The museum’s inaugural exhibition focuses on LeRoy Neiman, who was the official Olympic games painter from 1972 until 2010. It’s the first time Neiman’s work—he painted everyone from Carl Lewis to Caitlyn Jenner—will be compiled and shown in one survey. More than a hundred of his vibrant, color-splashed paintings will be on display, plus one of his personal easels and a technological component projecting his paintings onto a 40-foot-high wall in the museum’s atrium, where they’ll be digitalized and meshed with pictures of today’s Olympians and Paralympians. The exhibit extends into the gift shop as well, where visitors will be able to “Neiman-ize” themselves in a custom photobooth.
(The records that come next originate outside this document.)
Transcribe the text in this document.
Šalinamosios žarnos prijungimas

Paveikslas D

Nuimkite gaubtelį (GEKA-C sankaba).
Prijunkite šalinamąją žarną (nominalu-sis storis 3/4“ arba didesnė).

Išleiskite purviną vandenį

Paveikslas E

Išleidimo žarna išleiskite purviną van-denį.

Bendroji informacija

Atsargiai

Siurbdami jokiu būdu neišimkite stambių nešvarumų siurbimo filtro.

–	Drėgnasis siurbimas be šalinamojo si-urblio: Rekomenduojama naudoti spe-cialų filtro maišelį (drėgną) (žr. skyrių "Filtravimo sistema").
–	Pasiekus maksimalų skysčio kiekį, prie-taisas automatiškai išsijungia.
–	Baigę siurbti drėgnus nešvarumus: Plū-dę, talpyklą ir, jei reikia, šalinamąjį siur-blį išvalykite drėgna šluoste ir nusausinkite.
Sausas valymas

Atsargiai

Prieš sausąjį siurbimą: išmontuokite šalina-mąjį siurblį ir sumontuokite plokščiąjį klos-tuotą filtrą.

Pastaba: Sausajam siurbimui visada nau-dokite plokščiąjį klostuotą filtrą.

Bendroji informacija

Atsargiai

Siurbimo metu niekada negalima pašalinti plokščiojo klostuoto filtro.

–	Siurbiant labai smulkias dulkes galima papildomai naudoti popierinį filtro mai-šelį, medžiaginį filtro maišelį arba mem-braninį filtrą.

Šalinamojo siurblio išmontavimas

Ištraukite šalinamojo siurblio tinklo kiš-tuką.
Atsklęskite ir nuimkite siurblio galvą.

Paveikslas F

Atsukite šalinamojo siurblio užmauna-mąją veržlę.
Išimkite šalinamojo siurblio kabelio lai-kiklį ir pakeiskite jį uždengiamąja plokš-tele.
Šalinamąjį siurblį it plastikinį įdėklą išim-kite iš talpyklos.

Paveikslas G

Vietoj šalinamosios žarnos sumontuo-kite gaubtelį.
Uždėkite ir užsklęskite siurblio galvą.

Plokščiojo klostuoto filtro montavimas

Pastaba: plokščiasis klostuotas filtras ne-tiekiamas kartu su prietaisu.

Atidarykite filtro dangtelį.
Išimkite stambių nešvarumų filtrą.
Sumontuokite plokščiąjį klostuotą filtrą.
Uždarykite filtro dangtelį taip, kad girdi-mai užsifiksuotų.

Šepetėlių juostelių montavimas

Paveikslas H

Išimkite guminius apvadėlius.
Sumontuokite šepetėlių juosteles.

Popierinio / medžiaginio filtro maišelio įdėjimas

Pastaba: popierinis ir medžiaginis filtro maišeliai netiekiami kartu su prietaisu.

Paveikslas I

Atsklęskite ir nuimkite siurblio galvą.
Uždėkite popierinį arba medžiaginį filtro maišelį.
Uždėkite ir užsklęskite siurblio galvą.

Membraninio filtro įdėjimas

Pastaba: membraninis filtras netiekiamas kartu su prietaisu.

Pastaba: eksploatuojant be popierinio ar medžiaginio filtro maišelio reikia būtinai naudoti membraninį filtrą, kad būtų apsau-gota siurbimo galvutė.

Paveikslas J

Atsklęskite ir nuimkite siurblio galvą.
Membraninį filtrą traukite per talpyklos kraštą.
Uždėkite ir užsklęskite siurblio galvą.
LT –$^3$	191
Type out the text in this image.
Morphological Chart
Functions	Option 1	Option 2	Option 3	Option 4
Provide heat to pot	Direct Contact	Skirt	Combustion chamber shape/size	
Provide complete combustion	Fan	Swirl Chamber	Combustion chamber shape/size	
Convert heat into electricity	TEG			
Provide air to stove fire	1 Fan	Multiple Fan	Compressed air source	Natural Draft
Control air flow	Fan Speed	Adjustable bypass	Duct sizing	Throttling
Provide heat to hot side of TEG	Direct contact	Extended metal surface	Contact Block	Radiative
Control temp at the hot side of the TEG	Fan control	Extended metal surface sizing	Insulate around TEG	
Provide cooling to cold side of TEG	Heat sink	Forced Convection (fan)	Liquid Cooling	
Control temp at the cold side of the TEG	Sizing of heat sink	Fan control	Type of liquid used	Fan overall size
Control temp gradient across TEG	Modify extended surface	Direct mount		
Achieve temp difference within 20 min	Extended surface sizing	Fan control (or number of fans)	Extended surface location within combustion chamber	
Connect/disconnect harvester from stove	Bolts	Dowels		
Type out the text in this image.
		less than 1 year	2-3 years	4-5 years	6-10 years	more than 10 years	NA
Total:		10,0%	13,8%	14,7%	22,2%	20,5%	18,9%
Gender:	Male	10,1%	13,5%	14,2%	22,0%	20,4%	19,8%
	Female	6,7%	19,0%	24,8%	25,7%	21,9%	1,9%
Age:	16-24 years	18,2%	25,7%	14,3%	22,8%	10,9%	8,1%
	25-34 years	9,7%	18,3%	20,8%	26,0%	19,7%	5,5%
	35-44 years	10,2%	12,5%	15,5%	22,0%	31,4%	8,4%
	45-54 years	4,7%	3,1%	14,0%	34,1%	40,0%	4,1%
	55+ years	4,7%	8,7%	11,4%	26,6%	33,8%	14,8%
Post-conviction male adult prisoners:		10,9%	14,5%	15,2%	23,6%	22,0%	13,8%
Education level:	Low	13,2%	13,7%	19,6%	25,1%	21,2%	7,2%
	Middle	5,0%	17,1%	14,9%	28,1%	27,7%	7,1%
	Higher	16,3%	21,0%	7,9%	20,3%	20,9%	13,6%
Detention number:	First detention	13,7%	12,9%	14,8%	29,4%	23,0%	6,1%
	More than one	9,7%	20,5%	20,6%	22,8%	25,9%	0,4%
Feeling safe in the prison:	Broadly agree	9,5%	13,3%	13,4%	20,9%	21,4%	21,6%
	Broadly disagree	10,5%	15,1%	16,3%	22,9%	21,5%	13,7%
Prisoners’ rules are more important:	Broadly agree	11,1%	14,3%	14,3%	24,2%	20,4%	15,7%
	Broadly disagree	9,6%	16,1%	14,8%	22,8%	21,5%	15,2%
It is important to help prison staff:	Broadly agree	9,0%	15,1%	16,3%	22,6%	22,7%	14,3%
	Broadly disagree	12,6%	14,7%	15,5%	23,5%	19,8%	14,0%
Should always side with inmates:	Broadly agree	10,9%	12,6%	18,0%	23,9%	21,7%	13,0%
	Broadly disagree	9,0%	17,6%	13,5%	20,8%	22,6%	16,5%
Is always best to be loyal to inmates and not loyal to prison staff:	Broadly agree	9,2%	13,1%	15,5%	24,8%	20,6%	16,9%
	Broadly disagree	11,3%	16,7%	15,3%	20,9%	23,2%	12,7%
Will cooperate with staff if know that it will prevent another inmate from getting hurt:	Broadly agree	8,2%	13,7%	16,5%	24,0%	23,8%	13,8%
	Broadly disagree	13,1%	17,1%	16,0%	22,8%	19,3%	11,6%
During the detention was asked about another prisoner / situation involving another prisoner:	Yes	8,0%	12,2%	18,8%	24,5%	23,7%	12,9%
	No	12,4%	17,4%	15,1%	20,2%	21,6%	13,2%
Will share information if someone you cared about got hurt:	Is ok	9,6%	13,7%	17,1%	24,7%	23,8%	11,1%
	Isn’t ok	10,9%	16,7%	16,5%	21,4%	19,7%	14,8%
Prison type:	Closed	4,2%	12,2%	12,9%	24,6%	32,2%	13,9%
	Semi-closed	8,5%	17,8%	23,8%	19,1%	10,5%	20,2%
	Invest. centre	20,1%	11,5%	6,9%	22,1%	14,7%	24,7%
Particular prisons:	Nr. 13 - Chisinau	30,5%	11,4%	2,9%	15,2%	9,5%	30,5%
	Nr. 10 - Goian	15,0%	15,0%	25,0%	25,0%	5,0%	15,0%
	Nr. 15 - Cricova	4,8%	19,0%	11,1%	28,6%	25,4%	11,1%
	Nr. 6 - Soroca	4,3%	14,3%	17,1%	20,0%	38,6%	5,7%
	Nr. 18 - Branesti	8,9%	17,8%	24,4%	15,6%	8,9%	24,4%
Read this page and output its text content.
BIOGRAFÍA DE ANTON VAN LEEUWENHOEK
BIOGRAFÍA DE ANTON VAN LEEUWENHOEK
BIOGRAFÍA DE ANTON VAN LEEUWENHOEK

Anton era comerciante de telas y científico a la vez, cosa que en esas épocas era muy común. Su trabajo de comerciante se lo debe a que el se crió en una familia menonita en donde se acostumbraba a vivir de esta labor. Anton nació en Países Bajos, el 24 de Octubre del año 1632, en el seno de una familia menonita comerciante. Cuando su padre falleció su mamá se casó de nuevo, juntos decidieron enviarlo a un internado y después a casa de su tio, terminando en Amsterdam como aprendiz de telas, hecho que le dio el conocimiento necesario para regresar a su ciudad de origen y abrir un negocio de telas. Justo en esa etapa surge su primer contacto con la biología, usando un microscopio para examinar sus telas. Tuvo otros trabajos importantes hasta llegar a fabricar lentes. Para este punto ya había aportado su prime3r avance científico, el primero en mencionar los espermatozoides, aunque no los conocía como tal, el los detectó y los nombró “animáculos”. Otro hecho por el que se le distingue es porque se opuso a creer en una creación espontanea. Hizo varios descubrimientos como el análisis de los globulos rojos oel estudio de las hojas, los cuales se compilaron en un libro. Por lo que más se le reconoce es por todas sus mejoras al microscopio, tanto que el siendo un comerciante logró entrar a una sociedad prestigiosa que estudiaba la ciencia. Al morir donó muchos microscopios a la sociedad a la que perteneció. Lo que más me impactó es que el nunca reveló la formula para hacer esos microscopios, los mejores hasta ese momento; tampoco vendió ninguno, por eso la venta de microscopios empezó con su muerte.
Tickets range from $14.95 to $24.95. Thanks to the museum's accessible design, precautions against COVID-19 are built in with timed ticketing, that must be purchased in advance, and limited exhibition entry, allowing visitors to move around freely in the exhibition spaces. Interactive screens throughout the museum are actually touchless. The RFID tags provide a trackable path of where a visitor was in the museum, which would come in handy for contact tracing if necessary. In the gift shop, a digital mirror eliminates the need for dressing rooms by allowing visitors to try things on virtually. Aside from that, everyone has their temperature taken in the plaza outside the museum with a contactless thermometer when they arrive, galleries are monitored for capacity, face coverings are required, social distancing is enforced, and everyone receives a keepsake stylus they can use on touchable exhibits.
Farrell hopes visitors leave with more than just that keepsake stylus though.
“People have an emotional connection to the pursuit of an athlete to overcome the odds, to stand on the world’s biggest stage and possibly the podium,” she says. “The Olympic and Paralympic ideals are universal. They transcend sport. That’s the biggest takeaway for visitors when they leave, that they feel that level of inspiration by what they’ve experienced and they take that to go on and pursue their own dreams and passions.”